エンタープライズ:ニュース 2002/11/05 19:50:00 更新


WindowsXP対応アプリケーションはVB .NETで開発を

5日より始まった「the Microsoft Conference 2002/fall」では、デベロッパー向けのカンファレンスも開催された。「Visual BasicによるWindowsXP対応アプリケーションの開発」と題したセッションでは、開発者から見たWindowsXPのメリットや、Visual Basic .NETとWindowsXPでの開発のポイントについて解説された

 WindowsXPがクライアントマシンとして主流となっていったときには、WindowsXP向けのアプリケーションをVisual Basic .NET(VB .NET)で開発するのは必然の流れだろう。開発者からWindowsXPを見た場合のメリットとしてまず挙げられるのは、Windows2000カーネルをベースとした高い信頼性と安定性だろう。「Windowsファイル保護」によってシステムファイルを誤って削除したり、上書きすることを防止してくれる。それとともに、Windows2000をコードベースとしていることで、再起動の必要性が少ない、信頼性の高い環境が構築できるためだ。またセキュリティの面から見ても、アプリケーションがインストールされる「\Program Files」や、システムフォルダである「\Windows」フォルダには、一般ユーザーが使用するUsersグループでは書き込み権が与えられていないなど、十分に対策がとられている。

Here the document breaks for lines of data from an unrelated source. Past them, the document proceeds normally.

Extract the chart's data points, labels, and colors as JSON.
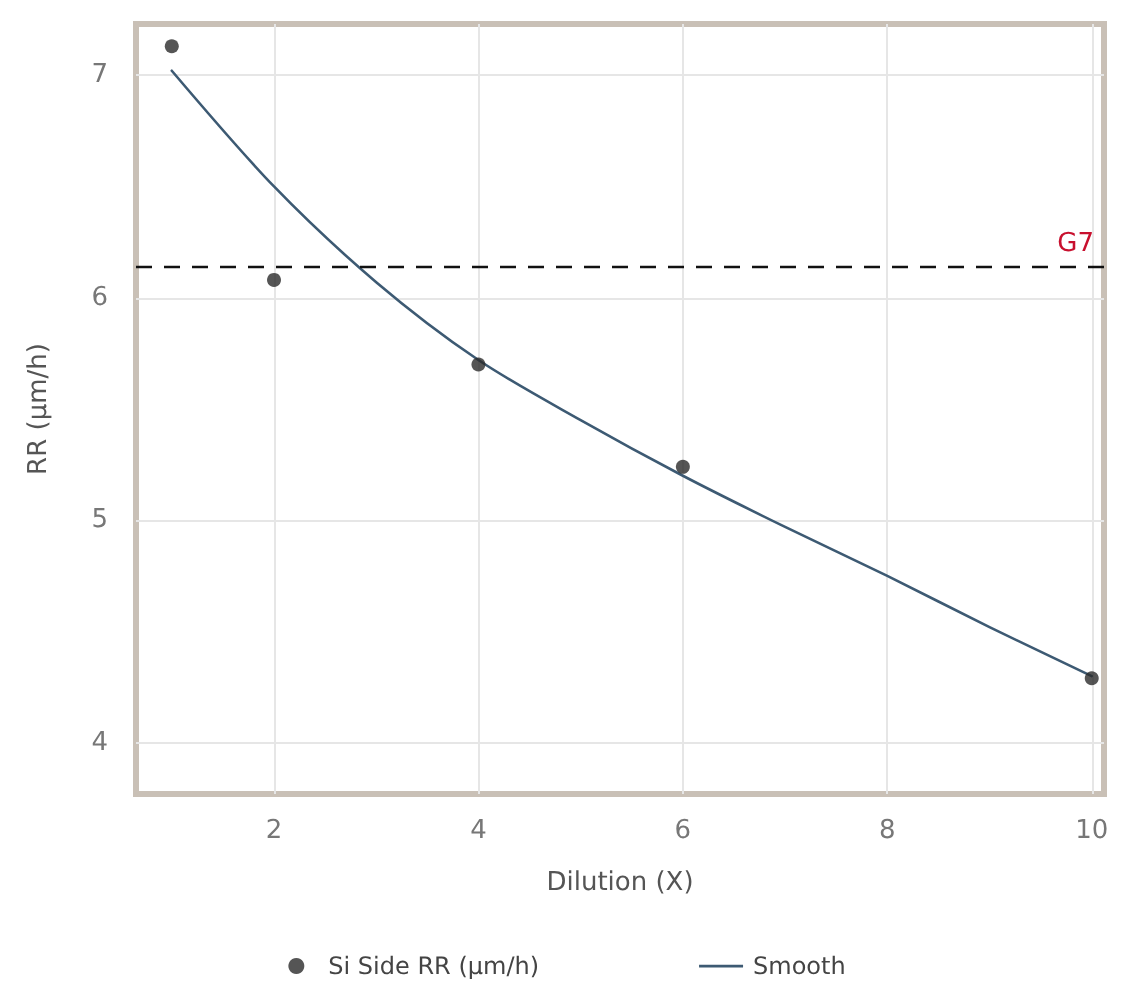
{
  "chart_data": {
    "type": "scatter",
    "xlabel": "Dilution (X)",
    "ylabel": "RR (µm/h)",
    "xlim": [
      0.65,
      10.12
    ],
    "xticks": [
      2,
      4,
      6,
      8,
      10
    ],
    "ylim": [
      3.77,
      7.23
    ],
    "yticks": [
      4,
      5,
      6,
      7
    ],
    "grid": true,
    "legend": "bottom",
    "marker": "circle",
    "series": [
      {
        "name": "Si Side RR (µm/h)",
        "color": "#2b2b2b",
        "x": [
          1,
          2,
          4,
          6,
          10
        ],
        "values": [
          7.13,
          6.08,
          5.7,
          5.24,
          4.29
        ]
      },
      {
        "name": "Smooth",
        "type": "line",
        "color": "#3d5a73",
        "marker": "none",
        "line_style": "solid",
        "x": [
          1,
          2,
          3,
          4,
          5,
          6,
          7,
          8,
          9,
          10
        ],
        "values": [
          7.02,
          6.5,
          6.07,
          5.72,
          5.45,
          5.2,
          4.97,
          4.75,
          4.52,
          4.3
        ]
      }
    ],
    "ref_lines": [
      {
        "axis": "y",
        "value": 6.14,
        "label": "G7",
        "color": "#111111",
        "line_style": "dashed"
      }
    ]
  }
}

 なんといっても重要なのは、DLLの競合による「DLL Hell」といった問題が回避されていることだろう。「%windir%\WinSxS」フォルダでDLLを管理すれば、バージョンが異なる同一DLLの管理が有効なため、サイドバイサイドのDLL実行が可能となっている。さらに、これまでのWindows9x/Me/NT4.0/2000との互換性モードが利用できることもメリットのひとつだ。Visual Basic6などで、旧バージョンのWindows向けに開発したアプリケーションも、ファイルのプロパティから対応OSを設定することで動作が可能となる。

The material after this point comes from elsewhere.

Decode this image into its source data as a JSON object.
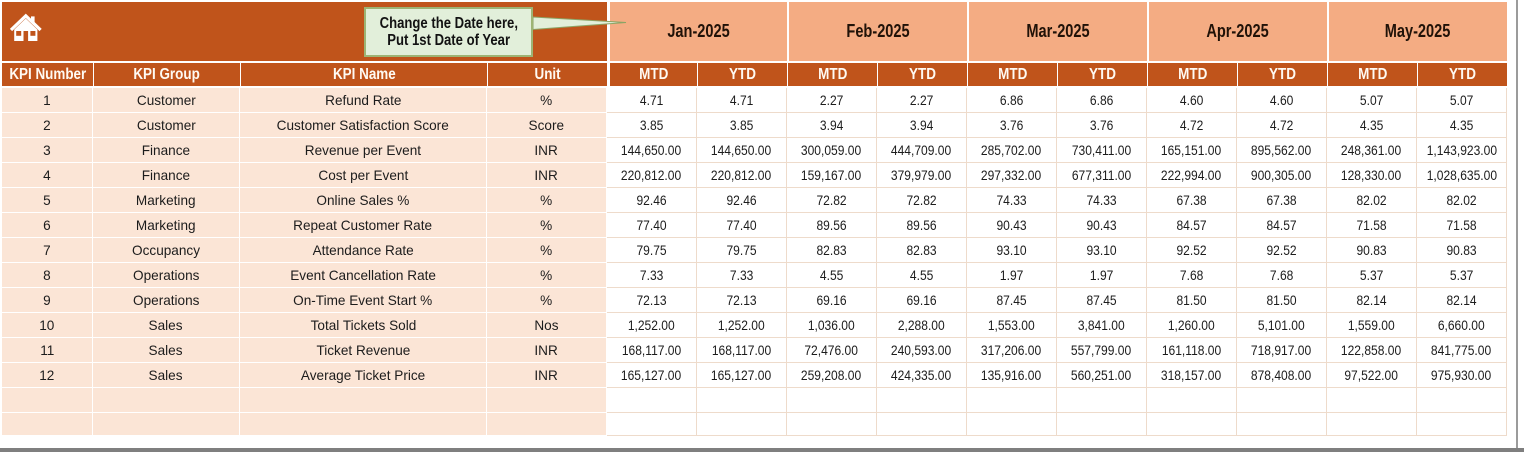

 ところで、VB .NETを利用するメリットをもう一度確認しておこう。VB .NETでは、強化されたヘルプ機能である「ダイナミックヘルプ」を利用できるので、入力時に関連項目を自動的に抽出し、リストアップしてくれる。また、IntelliSenseも強化されたため、入力がスムーズになっている。ほかにも「タスクリスト」を活用することで、エラーや警告箇所へ素早くアクセスできるほか、「TODOコメント」を利用してあとで行う実装や修正をピックアップできるのは便利だ。またVB .NETでは、入力部分が微妙に違うフォームを作らなければならないときに、簡単に親のフォームからこのフォームを作成できる。ほかにも、参照元のプロパティを派生フォームへ継承することもできるなど、アプリケーション作成時の生産性が向上していることはメリットとなる。さらにVB .NETは.NET Framework対応言語であるため、高いパフォーマンスを発揮してくれる。.NET FrameworkランタイムによりJIT(Just In Time)コンパイルを行ってくれるため、、実行時にネイティブコードへコンパイルしてくれるからだ。

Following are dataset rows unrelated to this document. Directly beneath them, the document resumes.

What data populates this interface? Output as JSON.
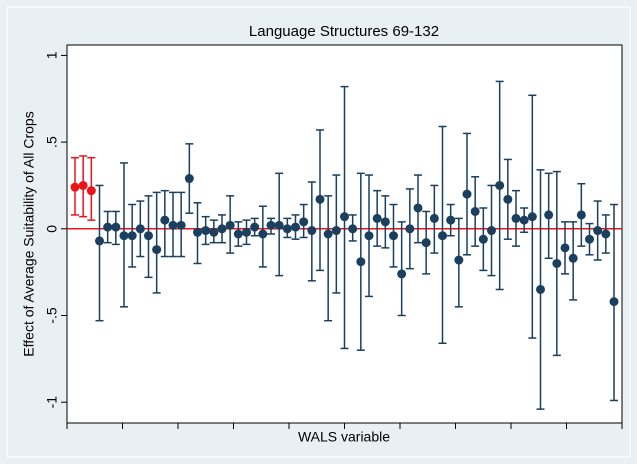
{
  "chart_data": {
    "type": "errorbar",
    "title": "Language Structures 69-132",
    "x_label": "WALS variable",
    "y_label": "Effect of Average Suitability of All Crops",
    "ylim": [
      -1.12,
      1.06
    ],
    "yticks": [
      {
        "value": 1,
        "label": "1"
      },
      {
        "value": 0.5,
        "label": ".5"
      },
      {
        "value": 0,
        "label": "0"
      },
      {
        "value": -0.5,
        "label": "-.5"
      },
      {
        "value": -1,
        "label": "-1"
      }
    ],
    "reference_line": {
      "value": 0,
      "color": "#e8151b"
    },
    "series": [
      {
        "color": "#e8151b",
        "values": [
          0.24,
          0.25,
          0.22
        ],
        "ci_high": [
          0.41,
          0.42,
          0.41
        ],
        "ci_low": [
          0.08,
          0.07,
          0.05
        ]
      },
      {
        "color": "#1a3f5f",
        "values": [
          -0.07,
          0.01,
          0.01,
          -0.04,
          -0.04,
          0.0,
          -0.04,
          -0.12,
          0.05,
          0.02,
          0.02,
          0.29,
          -0.02,
          -0.01,
          -0.02,
          0.0,
          0.02,
          -0.03,
          -0.02,
          0.01,
          -0.03,
          0.02,
          0.02,
          0.0,
          0.01,
          0.04,
          -0.01,
          0.17,
          -0.03,
          -0.01,
          0.07,
          0.0,
          -0.19,
          -0.04,
          0.06,
          0.04,
          -0.04,
          -0.26,
          0.0,
          0.12,
          -0.08,
          0.06,
          -0.04,
          0.05,
          -0.18,
          0.2,
          0.1,
          -0.06,
          -0.01,
          0.25,
          0.17,
          0.06,
          0.05,
          0.07,
          -0.35,
          0.08,
          -0.2,
          -0.11,
          -0.17,
          0.08,
          -0.06,
          -0.01,
          -0.03,
          -0.42
        ],
        "ci_high": [
          0.25,
          0.1,
          0.1,
          0.38,
          0.14,
          0.16,
          0.19,
          0.21,
          0.22,
          0.21,
          0.21,
          0.49,
          0.15,
          0.07,
          0.05,
          0.08,
          0.19,
          0.04,
          0.05,
          0.06,
          0.13,
          0.06,
          0.32,
          0.06,
          0.08,
          0.14,
          0.27,
          0.57,
          0.19,
          0.31,
          0.82,
          0.08,
          0.32,
          0.31,
          0.22,
          0.19,
          0.14,
          0.04,
          0.23,
          0.31,
          0.1,
          0.25,
          0.59,
          0.14,
          0.06,
          0.55,
          0.3,
          0.12,
          0.25,
          0.85,
          0.4,
          0.22,
          0.12,
          0.77,
          0.34,
          0.32,
          0.33,
          0.04,
          0.04,
          0.26,
          0.03,
          0.16,
          0.08,
          0.14
        ],
        "ci_low": [
          -0.53,
          -0.08,
          -0.09,
          -0.45,
          -0.22,
          -0.16,
          -0.28,
          -0.37,
          -0.16,
          -0.16,
          -0.16,
          0.09,
          -0.2,
          -0.09,
          -0.08,
          -0.08,
          -0.14,
          -0.1,
          -0.09,
          -0.04,
          -0.22,
          -0.03,
          -0.27,
          -0.05,
          -0.06,
          -0.05,
          -0.3,
          -0.24,
          -0.53,
          -0.37,
          -0.69,
          -0.07,
          -0.7,
          -0.39,
          -0.1,
          -0.11,
          -0.22,
          -0.5,
          -0.23,
          -0.08,
          -0.26,
          -0.14,
          -0.66,
          -0.04,
          -0.45,
          -0.15,
          -0.1,
          -0.24,
          -0.27,
          -0.35,
          -0.06,
          -0.1,
          -0.02,
          -0.63,
          -1.04,
          -0.17,
          -0.73,
          -0.26,
          -0.41,
          -0.1,
          -0.15,
          -0.18,
          -0.14,
          -0.99
        ]
      }
    ]
  }
}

 ところで、VB .NETを利用してWindowsXPアプリケーションを開発するときのポイントを考えてみよう。WindowsXPからは「ユーザーの簡易切り替え」が採用されたため、ユーザーがログオフしなくても切り替えが可能になった。このため、複数のユーザーがログオンした状態で同一のアプリケーションを利用すると、不具合が起きる可能性もある。そこで、WindowsXPから搭載された「comctl32.dllバージョン6」を利用するほうがよい。comctl32.dllバージョン6は「%windir%\WinSxS」ディレクトリにインストールされているが(バージョン5は「%windir%\system32」)、WindowsXPライクなインターフェイスへ変えてくれるだけでなく、ユーザーの簡易切り替えを考慮した、複数アプリケーションの起動抑制を実現してくれる。

 セッションを担当したグローバル ナレッジ ネットワークの鍔田里美氏は「WindowsXPクライアント向けのアプリケーションを作成するためには、VB .NETを利用することでのメリットが数多くある。既存のVB6アプリケーションも、マイクロソフトの提供する『Application Compatibility Toolkit』で可能となる。Visual Basic .NETは、使い勝手のよいリッチなUIクライアントアプリだ」と述べた。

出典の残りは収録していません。